Department of Microbiology I-Immunology, Facultad de Medicina, Universidad Complutense de Madrid, Ave Complutense S/N, Madrid 28040, Spain.
FEBS Lett. 2011 Nov 4;585(21):3478-84. doi: 10.1016/j.febslet.2011.10.007. Epub 2011 Oct 10.

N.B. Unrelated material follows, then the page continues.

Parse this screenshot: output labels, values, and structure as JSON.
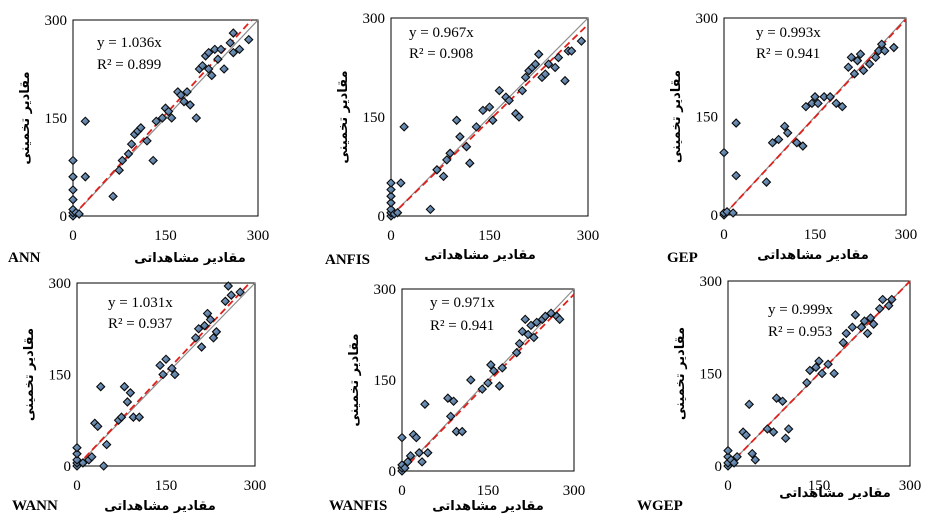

Functional characterization of proteins belonging to the MHC I superfamily involves knowing their cognate ligands, which can be peptides, lipids or none. However, the experimental identification of these ligands is not an easy task and generally requires some a priori knowledge of their chemical nature (ligand-type specificity). Here, we trained k-nearest neighbor and support vector machine classifiers that predict the ligand-type specificity MHC I proteins with great accuracy. Moreover, we applied these classifiers to human and mouse MHC I proteins of uncharacterized ligands, obtaining some results that can be instrumental to unravel the function of these proteins.
功能表征属于 MHC I 超家族的蛋白质需要知道它们的同源配体,这些配体可以是肽、脂类或非肽类物质。然而,这些配体的实验鉴定并非易事,通常需要对其化学性质(配体类型特异性)有一定的先验知识。在这里,我们训练了 k-最近邻和支持向量机分类器,可以非常准确地预测配体类型特异性 MHC I 蛋白。此外,我们将这些分类器应用于人类和小鼠 MHC I 蛋白的未鉴定配体,获得了一些可能有助于阐明这些蛋白质功能的结果。